Меня спас другой человек, какой‑то старик прохожий.

На следующий день я отказался идти в школу. Мать и лупила меня, и уговаривала, пила валерьянку. Потом заперла, поехала к своим родителям советоваться.

И через два дня отвела к знакомому психиатру в диспансере, уговорила поставить на учёт, оформила какие‑то бумаги. Вскоре я оказался в школе–интернате для идиотов.

Потом мне приходилось бывать в местах и похуже этого интерната, но именно тогда я, маленький третьеклассник, понял, что за мир, куда я попал.
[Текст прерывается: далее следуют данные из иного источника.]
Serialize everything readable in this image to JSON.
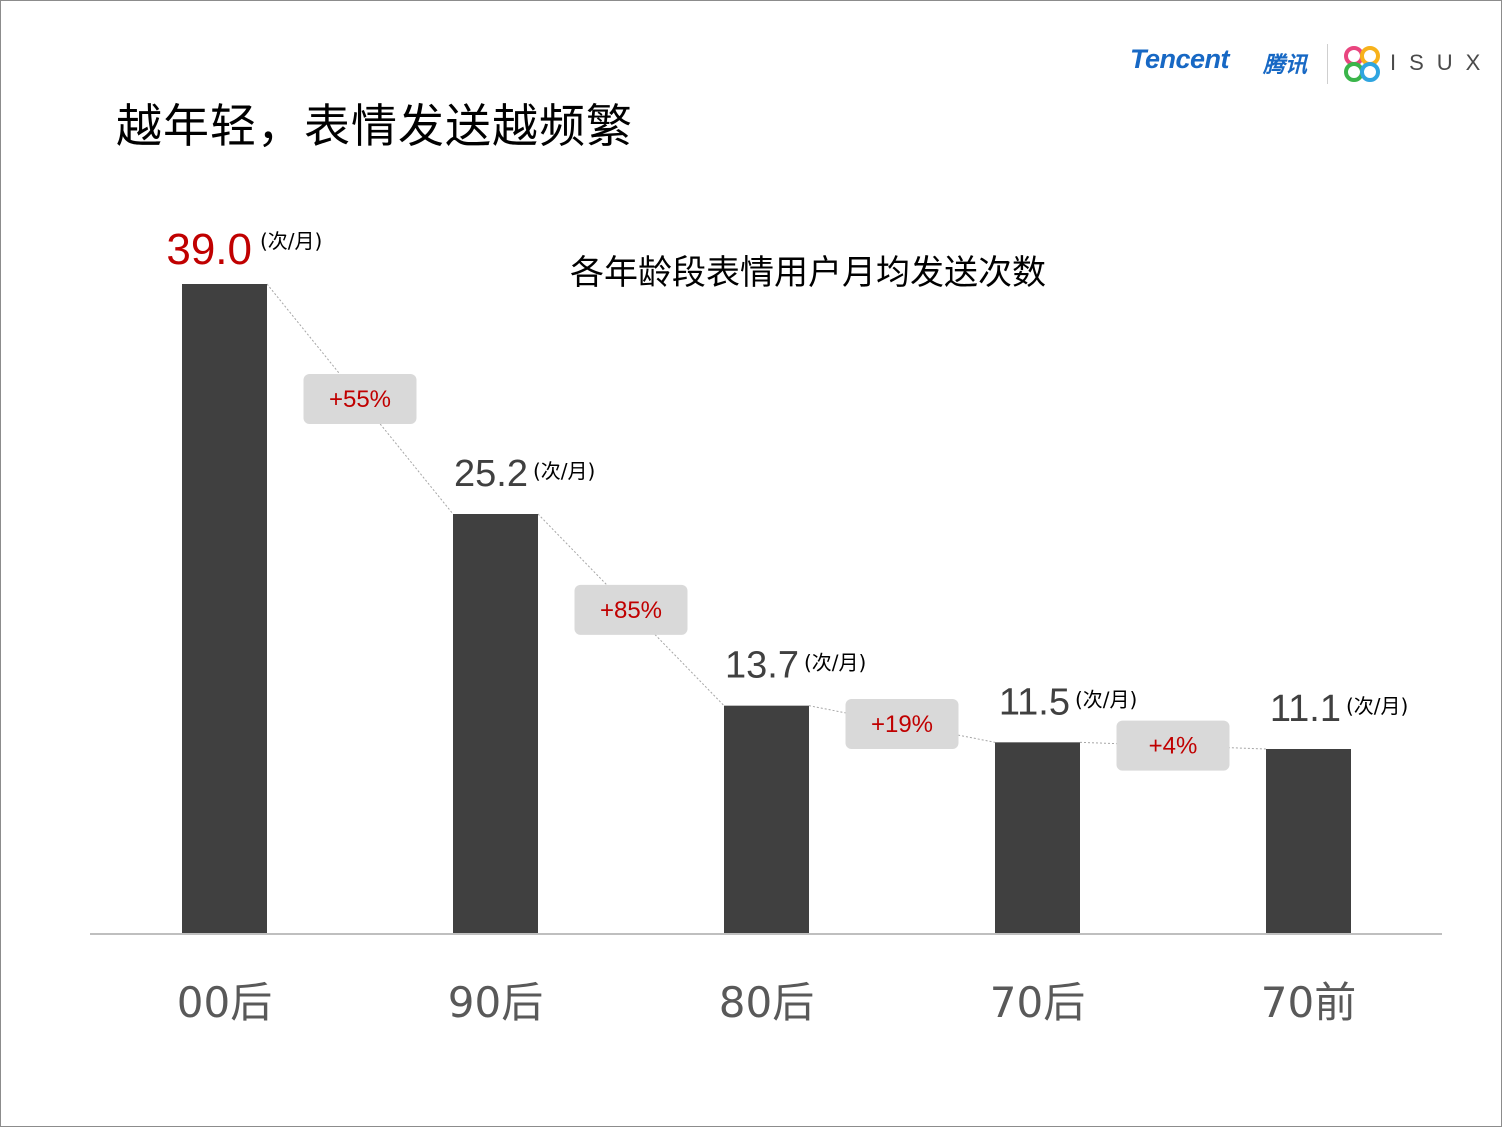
{
  "slide_title": "越年轻，表情发送越频繁",
  "brand": {
    "tencent": "Tencent",
    "tencent_cn": "腾讯",
    "isux": "ISUX"
  },
  "colors": {
    "bar": "#404040",
    "highlight": "#c00000",
    "value_text": "#404040",
    "badge_bg": "#d9d9d9",
    "badge_text": "#c00000",
    "axis": "#bfbfbf",
    "connector": "#a6a6a6",
    "brand_blue": "#1768c4"
  },
  "chart_data": {
    "type": "bar",
    "title": "各年龄段表情用户月均发送次数",
    "categories": [
      "00后",
      "90后",
      "80后",
      "70后",
      "70前"
    ],
    "values": [
      39.0,
      25.2,
      13.7,
      11.5,
      11.1
    ],
    "value_labels": [
      "39.0",
      "25.2",
      "13.7",
      "11.5",
      "11.1"
    ],
    "unit": "(次/月)",
    "growth_labels": [
      "+55%",
      "+85%",
      "+19%",
      "+4%"
    ],
    "highlight_index": 0,
    "ylim": [
      0,
      39.0
    ],
    "xlabel": "",
    "ylabel": "",
    "grid": false
  }
}
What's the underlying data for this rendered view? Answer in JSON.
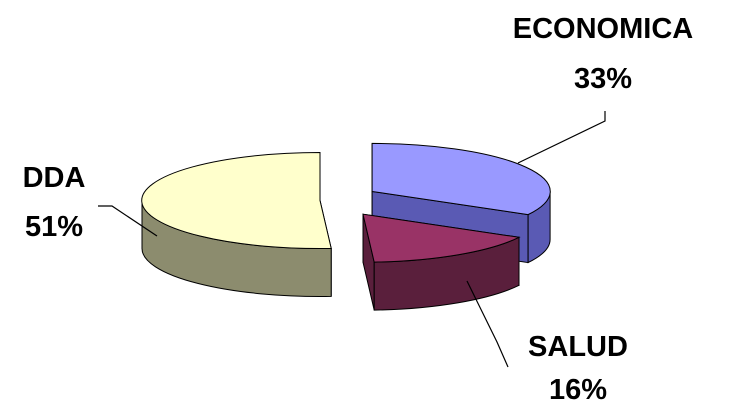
{
  "chart_data": {
    "type": "pie",
    "style": "3d-exploded",
    "title": "",
    "labels_outside": true,
    "slices": [
      {
        "label": "ECONOMICA",
        "percent_label": "33%",
        "value": 33,
        "color": "#9999ff",
        "side_color": "#5a5ab4"
      },
      {
        "label": "SALUD",
        "percent_label": "16%",
        "value": 16,
        "color": "#993366",
        "side_color": "#5a1f3c"
      },
      {
        "label": "DDA",
        "percent_label": "51%",
        "value": 51,
        "color": "#ffffcc",
        "side_color": "#8c8c6e"
      }
    ]
  }
}
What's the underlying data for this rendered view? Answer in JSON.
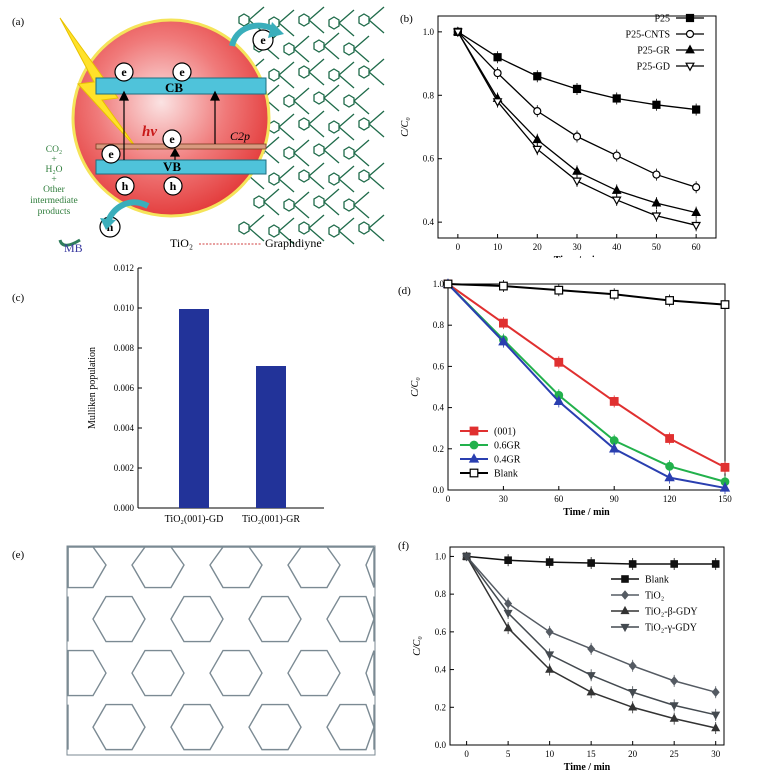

Мир, где родители предают своих детей.

Врачи и учителя орали на несчастных дебилов, оглушённых таблетками, на всех этих писунов, косых, пускающих слюни…

Я не проглотил ни одной таблетки. Тайком выплёвывал. Благодаря тебе я прожил в этом заведении только трое суток. Но я их запомнил навсегда. Если б ты знал, какими длинными они мне показались!

После уроков нас выводили во двор. Там был обнесённый металлической сеткой пятачок. Туда набивали детей, а потом дверца запиралась, мы должны были «гулять» под надзором «воспитателя», который стоял снаружи клетки, курил и покрикивал на нас.

Шёл мокрый снег, под ногами была снежная каша. Мы толклись там, замерзая.

Представь себе, когда ты появился в этом дворе, подбежал к решётке, к воспитателю, я сразу понял, что ты меня вызволишь, но даже не обрадовался. Все во мне было убито, онемело.

Помню, как ты требовал, чтоб меня немедленно выпустили из этого, загона, как бегал к заведующей, как дверь наконец отперли. Помню, как сидел в приёмной, согревался и слышал, как ты спорил в кабинете, как выходил к секретарше подписывать какую‑то бумагу.